Plus tôt, lorsqu'il avait vu Yang Huan prendre la défense du magistrat Lu, une idée lui était venue et il l'avait provoqué pour tâter le terrain. En entendant Yang Huan dire qu'il congédierait tout le monde pour examiner le corps seul, il devint méfiant. Aussi, tandis que le préfet Lin et les autres attendaient à l'extérieur de la salle, il jeta un coup d'œil à l'intérieur et fut stupéfait de voir la femme qu'il avait croisée à deux reprises ces derniers jours – l'épouse de Yang Huan – apparaître près du cadavre carbonisé, le fouillant et lui murmurant quelque chose à l'oreille. Il comprit immédiatement ce qui se tramait et, craignant d'être vu, il se retira. Lorsqu'il entra avec le préfet Lin et sa suite, ils ne virent effectivement que Yang Huan. Son regard se porta sur le paravent dans le coin, et il aperçut furtivement un pan de sa jupe couleur lotus avant qu'elle ne disparaisse sans laisser de trace.

Yang Huan, n'ayant parlé qu'à moitié, s'excusa pour aller uriner et se glissa derrière le paravent. Il savait parfaitement ce qui se tramait, mais ne le dénonça pas. Finalement, voyant la perspicacité et la précision des propos de Yang Huan, et comment il avait effectivement révélé la vérité sur la mort de l'envoyé, il éprouva une certaine admiration. Bien sûr, cette admiration n'était pas pour celui qui avait parlé, mais pour la personne cachée derrière le paravent. Une fois tout le monde parti, sa curiosité s'éveilla et il se retrouva, presque possédé, tout au fond, attendant que la femme apparaisse.

Une belle femme.

Il repassa en revue le nom que Madame Lu lui avait confié la veille et le trouva soudain assez intéressant.

Pour l'instant, il ne connaît que son prénom, qu'elle est l'épouse de Yang Huan et qu'elle appelle Madame Lu « Tante ». À part ça, il ne sait rien.

Cette femme nommée Jiaoniang est en effet très intéressante.

***

Yang Huan ne regagna sa chambre qu'en soirée, visiblement encore sous le coup de l'émotion de la journée. Bien qu'il ne sentît pas l'alcool, il devint incroyablement bavard dès qu'il se mit à parler. Xu Shirong accepta d'abord patiemment quelques demandes, mais finit par l'ignorer, laissant Yang Huan parler tout seul.

« Jiaoniang, comment sais-tu autant de choses ? »

Yang Huan se retourna brusquement et se leva du banc, alla au chevet de Xu Shirong, s'assit sur le bord du lit, la regarda et lui demanda.

Comme ils commençaient à s'habituer à partager une chambre, Xu Shirong s'appuya contre une pile d'oreillers sans tirer les rideaux.

« Vous me l'avez déjà demandé. De plus, c'est tellement simple ; n'importe qui avec un minimum de jugeote peut le comprendre en y réfléchissant un peu. »

Xu Shirong bâilla et dit d'un ton nonchalant.

Yang Huan réfléchit un instant, mais ne parvenant pas à se souvenir précisément, il se pencha plus près et demanda : « Que m'as-tu dit avant ? »

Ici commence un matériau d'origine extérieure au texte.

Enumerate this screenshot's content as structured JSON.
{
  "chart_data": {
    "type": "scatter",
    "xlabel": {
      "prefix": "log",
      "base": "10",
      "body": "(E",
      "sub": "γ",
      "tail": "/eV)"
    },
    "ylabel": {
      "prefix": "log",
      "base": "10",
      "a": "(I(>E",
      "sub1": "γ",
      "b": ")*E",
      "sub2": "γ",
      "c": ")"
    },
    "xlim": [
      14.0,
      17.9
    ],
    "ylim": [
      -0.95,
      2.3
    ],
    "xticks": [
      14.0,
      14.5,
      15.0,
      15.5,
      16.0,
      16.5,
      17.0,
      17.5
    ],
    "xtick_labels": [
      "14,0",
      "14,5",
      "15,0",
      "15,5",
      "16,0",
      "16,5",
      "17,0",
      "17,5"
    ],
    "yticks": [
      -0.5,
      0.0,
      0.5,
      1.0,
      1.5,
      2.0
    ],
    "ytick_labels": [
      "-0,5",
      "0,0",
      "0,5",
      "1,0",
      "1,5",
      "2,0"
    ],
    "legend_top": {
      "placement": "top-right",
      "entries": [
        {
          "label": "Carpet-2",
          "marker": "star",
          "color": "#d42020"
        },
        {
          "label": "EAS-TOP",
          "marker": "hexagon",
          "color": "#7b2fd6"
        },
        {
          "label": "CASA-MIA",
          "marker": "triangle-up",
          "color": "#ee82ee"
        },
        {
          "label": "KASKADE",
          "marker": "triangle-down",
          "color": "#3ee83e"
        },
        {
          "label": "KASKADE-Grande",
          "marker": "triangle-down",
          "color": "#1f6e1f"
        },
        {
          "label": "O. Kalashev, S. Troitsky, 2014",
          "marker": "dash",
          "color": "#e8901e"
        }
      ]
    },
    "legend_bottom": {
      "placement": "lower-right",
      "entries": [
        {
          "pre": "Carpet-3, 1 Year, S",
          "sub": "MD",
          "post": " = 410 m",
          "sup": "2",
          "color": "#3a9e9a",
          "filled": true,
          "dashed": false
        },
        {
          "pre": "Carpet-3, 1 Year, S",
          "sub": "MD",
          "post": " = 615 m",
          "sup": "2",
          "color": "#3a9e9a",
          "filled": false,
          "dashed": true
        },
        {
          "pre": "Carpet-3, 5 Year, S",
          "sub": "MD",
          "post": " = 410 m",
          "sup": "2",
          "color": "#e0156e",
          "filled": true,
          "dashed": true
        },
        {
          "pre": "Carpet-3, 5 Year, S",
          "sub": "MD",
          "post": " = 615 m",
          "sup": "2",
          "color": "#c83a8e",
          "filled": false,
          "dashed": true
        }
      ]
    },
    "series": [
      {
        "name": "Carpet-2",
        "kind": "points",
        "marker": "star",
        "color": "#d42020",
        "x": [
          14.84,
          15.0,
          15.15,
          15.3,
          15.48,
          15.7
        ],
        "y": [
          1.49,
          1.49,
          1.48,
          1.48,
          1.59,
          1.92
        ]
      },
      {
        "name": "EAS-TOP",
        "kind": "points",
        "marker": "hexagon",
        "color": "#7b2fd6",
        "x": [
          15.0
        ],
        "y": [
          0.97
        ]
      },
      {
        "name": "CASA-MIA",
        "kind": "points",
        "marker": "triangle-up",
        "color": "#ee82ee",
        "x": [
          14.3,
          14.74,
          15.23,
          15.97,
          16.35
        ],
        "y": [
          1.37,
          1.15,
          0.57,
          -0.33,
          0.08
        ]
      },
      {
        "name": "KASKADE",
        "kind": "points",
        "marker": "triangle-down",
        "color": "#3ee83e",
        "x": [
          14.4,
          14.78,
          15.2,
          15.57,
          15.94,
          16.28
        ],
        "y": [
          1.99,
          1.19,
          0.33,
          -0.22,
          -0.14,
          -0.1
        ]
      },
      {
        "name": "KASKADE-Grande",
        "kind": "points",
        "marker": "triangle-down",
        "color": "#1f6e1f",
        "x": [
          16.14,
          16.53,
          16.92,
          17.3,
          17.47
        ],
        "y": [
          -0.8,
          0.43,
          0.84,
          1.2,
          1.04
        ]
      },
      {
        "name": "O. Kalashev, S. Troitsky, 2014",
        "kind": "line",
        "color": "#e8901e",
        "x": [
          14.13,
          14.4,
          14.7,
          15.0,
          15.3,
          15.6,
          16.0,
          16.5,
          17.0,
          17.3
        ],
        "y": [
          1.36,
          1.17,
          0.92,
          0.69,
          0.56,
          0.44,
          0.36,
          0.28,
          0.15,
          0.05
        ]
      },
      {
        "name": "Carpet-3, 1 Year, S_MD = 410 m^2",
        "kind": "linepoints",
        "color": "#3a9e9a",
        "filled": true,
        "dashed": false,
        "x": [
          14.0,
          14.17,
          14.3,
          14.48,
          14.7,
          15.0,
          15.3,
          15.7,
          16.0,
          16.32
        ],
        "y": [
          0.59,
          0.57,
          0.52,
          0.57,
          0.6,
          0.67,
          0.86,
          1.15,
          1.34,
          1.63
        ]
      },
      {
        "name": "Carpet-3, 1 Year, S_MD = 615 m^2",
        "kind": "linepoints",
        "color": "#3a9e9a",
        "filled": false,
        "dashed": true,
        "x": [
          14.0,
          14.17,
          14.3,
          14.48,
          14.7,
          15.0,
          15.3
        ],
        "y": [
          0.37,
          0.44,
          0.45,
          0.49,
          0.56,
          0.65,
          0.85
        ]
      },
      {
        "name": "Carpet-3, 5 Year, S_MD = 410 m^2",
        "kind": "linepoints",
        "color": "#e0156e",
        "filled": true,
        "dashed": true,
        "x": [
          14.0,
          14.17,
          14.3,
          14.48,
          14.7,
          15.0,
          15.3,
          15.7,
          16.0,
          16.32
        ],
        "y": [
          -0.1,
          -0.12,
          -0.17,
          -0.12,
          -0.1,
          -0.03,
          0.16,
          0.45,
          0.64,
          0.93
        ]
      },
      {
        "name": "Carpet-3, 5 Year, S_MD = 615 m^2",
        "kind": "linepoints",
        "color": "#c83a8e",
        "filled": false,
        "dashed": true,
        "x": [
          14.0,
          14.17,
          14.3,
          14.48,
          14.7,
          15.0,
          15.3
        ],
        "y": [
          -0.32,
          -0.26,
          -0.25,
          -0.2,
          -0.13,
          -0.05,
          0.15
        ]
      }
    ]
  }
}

Xu Shirong leva les yeux au ciel et marmonna «

imbécile

». Yang Huan se gratta la tête, le regard fuyant, et gloussa

: «

Sérieusement, ton oncle m’a couvert d’éloges aujourd’hui, encore plus qu’il ne le ferait pour son propre fils.

»

Xu Shirong approuva d'un hochement de tête et se tourna vers l'intérieur. Elle sentit une brise fraîche derrière elle et, en se retournant, elle vit Yang Huan, tenant l'éventail posé à côté de son oreiller, l'éventer vigoureusement.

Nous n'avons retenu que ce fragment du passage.